Re: ncme-tcp: io_work NULL pointer when racing with queue stop

From: Chris Leech <cleech@redhat.com>
To: Sagi Grimberg <sagi@grimberg.me>
Cc: linux-nvme@lists.infradead.org
Subject: Re: ncme-tcp: io_work NULL pointer when racing with queue stop
Date: Thu, 27 Jan 2022 19:25:30 -0800	[thread overview]
Message-ID: <CAPnfmXJceXFDAUXND--8UiUJeyzL-8NUAdgYcws=CodEEOF6Zg@mail.gmail.com> (raw)
In-Reply-To: <d33f5615-0e40-2e6e-76a1-b9450fa9ec6c@grimberg.me>

Thanks Sagi, this looks promising.

It also might fit with a new backtrace I was just looking at from the
same testing, where nvme_tcp_submit_async_event hit a null
ctrl->async_req.pdu which I can only see happening if it was racing
with nvme_tcp_error_recovery_work.

I'll get this into some testing here at Red Hat and let you know the results.

- Chris

On Thu, Jan 27, 2022 at 3:05 PM Sagi Grimberg <sagi@grimberg.me> wrote:
>
>
> >> Thank you for the following detailed description.

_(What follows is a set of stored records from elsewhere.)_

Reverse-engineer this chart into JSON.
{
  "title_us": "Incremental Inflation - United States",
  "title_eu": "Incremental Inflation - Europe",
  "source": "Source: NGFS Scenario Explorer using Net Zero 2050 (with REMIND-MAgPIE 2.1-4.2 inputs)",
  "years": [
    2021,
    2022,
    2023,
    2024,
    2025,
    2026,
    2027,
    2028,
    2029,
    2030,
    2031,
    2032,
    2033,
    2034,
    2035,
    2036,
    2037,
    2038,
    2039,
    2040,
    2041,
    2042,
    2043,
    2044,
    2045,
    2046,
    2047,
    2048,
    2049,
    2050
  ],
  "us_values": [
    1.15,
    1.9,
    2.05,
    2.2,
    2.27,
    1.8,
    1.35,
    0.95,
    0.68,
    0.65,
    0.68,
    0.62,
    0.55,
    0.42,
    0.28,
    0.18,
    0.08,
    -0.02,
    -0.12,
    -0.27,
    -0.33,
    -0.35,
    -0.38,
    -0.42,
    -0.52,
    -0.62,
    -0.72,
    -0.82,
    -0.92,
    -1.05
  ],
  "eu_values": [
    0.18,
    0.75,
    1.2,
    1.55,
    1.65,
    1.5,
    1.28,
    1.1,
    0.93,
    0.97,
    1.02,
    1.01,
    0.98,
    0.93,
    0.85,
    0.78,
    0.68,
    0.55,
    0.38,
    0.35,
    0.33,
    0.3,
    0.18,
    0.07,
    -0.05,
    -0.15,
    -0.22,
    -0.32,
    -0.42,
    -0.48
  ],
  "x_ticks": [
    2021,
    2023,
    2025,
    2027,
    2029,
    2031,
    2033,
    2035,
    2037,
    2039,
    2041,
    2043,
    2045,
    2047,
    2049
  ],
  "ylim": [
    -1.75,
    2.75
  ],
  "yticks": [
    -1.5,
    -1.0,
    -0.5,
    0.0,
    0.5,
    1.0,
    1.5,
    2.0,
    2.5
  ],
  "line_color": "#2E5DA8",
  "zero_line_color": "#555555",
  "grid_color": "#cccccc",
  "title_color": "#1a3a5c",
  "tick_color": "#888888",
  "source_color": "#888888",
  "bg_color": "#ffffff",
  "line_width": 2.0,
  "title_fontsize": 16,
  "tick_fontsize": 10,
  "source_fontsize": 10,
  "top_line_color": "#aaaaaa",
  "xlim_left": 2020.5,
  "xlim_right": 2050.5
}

I'm going to go back
> >> to my crash report and take another look at this one.
> >
> > No worries Chris, perhaps I can assist.
> >
> > Is the dmesg log prior to the BUG available? Does it tell us anything
> > to what was going on leading to this?
> >
> > Any more information about the test case? (load + controller reset)
> > Is the reset in a loop? Any more info about the load?
> > Any other 'interference' during the test?
> > How reproducible is this?
> > Is this Linux nvmet as the controller?
> > How many queues does the controller have? (it will help me understand
> > how easy it is to reproduce on a vm setup)
>
> I took another look at the code and I think I see how io_work maybe
> triggered after a socket was released. The issue might be
> .submit_async_event callback from the core.
>
> When we start a reset, the first thing we do is stop the pending
> work elements that may trigger io by calling nvme_stop_ctrl, and
> then we continue to teardown the I/O queues and then the admin
> queue (in nvme_tcp_teardown_ctrl).
>
> So the sequence is:
>          nvme_stop_ctrl(ctrl);
>          nvme_tcp_teardown_ctrl(ctrl, false);
>
> However, there is a possibility, after nvme_stop_ctrl but before
> we teardown the admin queue, that the controller sends a AEN
> and is processed by the host, which includes automatically
> submitting another AER which in turn is calling the driver with
> .submit_async_event (instead of the normal .queue_rq as AERs don't have
> timeouts).
>
> In nvme_tcp_submit_async_event we do not check the controller or
> queue state and see that it is ready to accept a new submission like
> we do in .queue_rq, so we blindly prepare the AER cmd queue it and
> schedules io_work, but at this point I don't see what guarantees that
> the queue (e.g. the socket) is not released.
>
> Unless I'm missing something, this flow will trigger a use-after-free
> when io_work will attempt to access the socket.
>
> I see we also don't flush the async_event_work in the error recovery
> flow which we probably should so we can avoid such a race.
>
> I think that the below patch should address the issue:
> --
> diff --git a/drivers/nvme/host/tcp.c b/drivers/nvme/host/tcp.c
> index 96725c3f1e77..bf380ca0e0d1 100644
> --- a/drivers/nvme/host/tcp.c
> +++ b/drivers/nvme/host/tcp.c
> @@ -2097,6 +2097,7 @@ static void nvme_tcp_error_recovery_work(struct
> work_struct *work)
>
>          nvme_auth_stop(ctrl);
>          nvme_stop_keep_alive(ctrl);
> +       flush_work(&ctrl->async_event_work);
>          nvme_tcp_teardown_io_queues(ctrl, false);
>          /* unquiesce to fail fast pending requests */
>          nvme_start_queues(ctrl);
> @@ -2212,6 +2213,10 @@ static void nvme_tcp_submit_async_event(struct
> nvme_ctrl *arg)
>          struct nvme_tcp_cmd_pdu *pdu = ctrl->async_req.pdu;
>          struct nvme_command *cmd = &pdu->cmd;
>          u8 hdgst = nvme_tcp_hdgst_len(queue);
> +       bool queue_ready = test_bit(NVME_TCP_Q_LIVE, &queue->flags);
> +
> +       if (ctrl->ctrl.state != NVME_CTRL_LIVE || !queue_ready)
> +               return;
>
>          memset(pdu, 0, sizeof(*pdu));
>          pdu->hdr.type = nvme_tcp_cmd;
> --
>
> Chris, can you take this for some testing?
>